Домой она пришла в полном восторге.
– Лешенька, я слушала замечательную оперу. Нам надо обязательно сходить вместе.
Но он был расстроен и только ответил:
– Мне плевать. Меня уволили из ХИАС.
– Как? За что уволили?
– Да ни за что. Сказали, что у них нет денег, чтоб платить, и выгнали.
Он был глубоко травмирован, и мать как могла старалась успокоить его:
– Тебя не выгнали, а просто сократили. Не расстраивайся, денег нам хватает.
– Я старался, работал. Это унизительно, когда тебя выгоняют.
– Лешенька, не придавай этому большого значения. Пойдем завтра в оперу или, если хочешь, в кино.
13. Семья Штейнов собирается в Израиль
В Советском Союзе все больше евреев подавали заявления на выезд в Израиль, но из города Саранска уезжали лишь единицы. Одним из первых уехал профессор-терапевт Евсей Глинский с женой и сыном-студентом Сашей[21].

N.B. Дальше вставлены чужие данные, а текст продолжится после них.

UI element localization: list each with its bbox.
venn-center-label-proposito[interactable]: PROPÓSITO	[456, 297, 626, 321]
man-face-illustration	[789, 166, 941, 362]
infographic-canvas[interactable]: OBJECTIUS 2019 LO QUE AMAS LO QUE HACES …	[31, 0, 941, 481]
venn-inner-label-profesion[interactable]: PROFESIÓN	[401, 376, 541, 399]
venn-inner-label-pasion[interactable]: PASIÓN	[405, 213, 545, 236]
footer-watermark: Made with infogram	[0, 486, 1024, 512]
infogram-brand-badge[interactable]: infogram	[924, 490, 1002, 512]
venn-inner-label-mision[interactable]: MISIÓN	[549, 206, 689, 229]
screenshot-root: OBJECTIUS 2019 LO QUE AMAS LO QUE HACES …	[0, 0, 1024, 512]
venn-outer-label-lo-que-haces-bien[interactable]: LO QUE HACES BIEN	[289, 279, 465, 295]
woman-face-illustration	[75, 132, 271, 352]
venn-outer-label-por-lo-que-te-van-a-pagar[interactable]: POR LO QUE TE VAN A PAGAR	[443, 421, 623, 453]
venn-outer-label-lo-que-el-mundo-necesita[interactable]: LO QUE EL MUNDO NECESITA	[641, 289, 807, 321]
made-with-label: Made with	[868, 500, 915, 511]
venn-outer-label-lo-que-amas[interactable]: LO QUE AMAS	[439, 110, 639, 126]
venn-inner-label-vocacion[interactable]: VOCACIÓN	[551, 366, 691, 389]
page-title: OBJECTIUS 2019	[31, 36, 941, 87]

Они снимали квартиру в деревянном доме Михаила Штейна, обрусевшего еврея, и Михаил после их отъезда говорил жене и дочке:
– Неправильно он сделал. Большой ученый, профессор, нужный России человек. Чего ему в Израиле понадобилось?
Жена Маруся скептически пожимала плечами:
– Сколько волка не корми, а он все в лес смотрит. Вот и евреи в свой Израиль едут.
Михаил рассердился:
– Много ты понимаешь! Я вот тоже еврей, но уезжать из России не собираюсь. Да и вообще, столько в России евреев, так что ж – всем уезжать, что ли?
Роза, дочка-студентка, сразу поправила отца:
– Да они не в Израиль, а в Америку подались, чтобы пожить наконец хорошей жизнью.
– Ты-то что знаешь о той жизни?
– Знаю, и все знают! Мы все в России живем в глубокой жопе. Только вы не хотите этого замечать, зарылись на грядках в своем огороде! – выпалила Роза.
– Ишь ты какая, поговори мне еще! – погрозил отец кулаком.
У Розы была тайна – она тосковала по Саше Глинскому. Три года назад она влюбилась в него, сумела привлечь его внимание и отдалась ему. А он уехал и даже не попрощался. В характере Розы было добиваться своего, и она стала думать, как бы самой уехать из России, найти Сашу в Америке и женить на себе. И стала Роза все чаще рассказывать дома, как уезжают некоторые ее друзья и подруги.
– Мама, папа, надо бы и нам податься за бугор.
– Ты о чем это говоришь, девка? – недовольно спрашивал Михаил. – Что еще за «бугор»?
– Так теперь люди заграницу называют, за бугром она. Мне ребята говорят: раз у тебя отец еврей, вас всех в Израиле примут.
– Я сказал уже: никуда из России не поеду. Мне и здесь хорошо, – проворчал Михаил.
Маруся в свою очередь напустилась на дочь:
– С чего это мы в Израиль поедем? Мы и здесь неплохо живем – дом отец построил, огород у нас, запасы делаем – помидоры там, огурцы солим, хряка на сало откармливаем. Рыбу отец ловит, коптим. И не подумаю уезжать!
Роза ненадолго прикусила язык, но мечтать о Саше и об отъезде не перестала. В свои двадцать два она была в самом соку: высокая, краснощекая, курносенькая и скуластая, с большими лучистыми глазами зеленоватого оттенка и волосами светло-каштанового цвета – настоящая русская деваха. Роза любила гостить в деревне у дедушки с бабушкой, носила ведрами на коромысле воду, готовила вкусные щи, копала грядки, полола огород, косила траву на сено, доила корову, ездила верхом на лошади без седла. Это про таких женщин Некрасов писал: «Коня на скаку остановит, в горящую избу войдет». И удовольствия Роза любила тоже деревенские: обожала париться в бане и пить квас. Бывало, наносит в деревенскую баню «по-черному» воды, растопит ее, раскалит камни и часами парится, лежа на полке, постегивая себя березовым веником. А потом, распаренная, кидается в холодный пруд, а зимой – прямо в снег. Отец с удовольствием любовался дочкой и часто говорил: «Удачная получилась девка, не промах».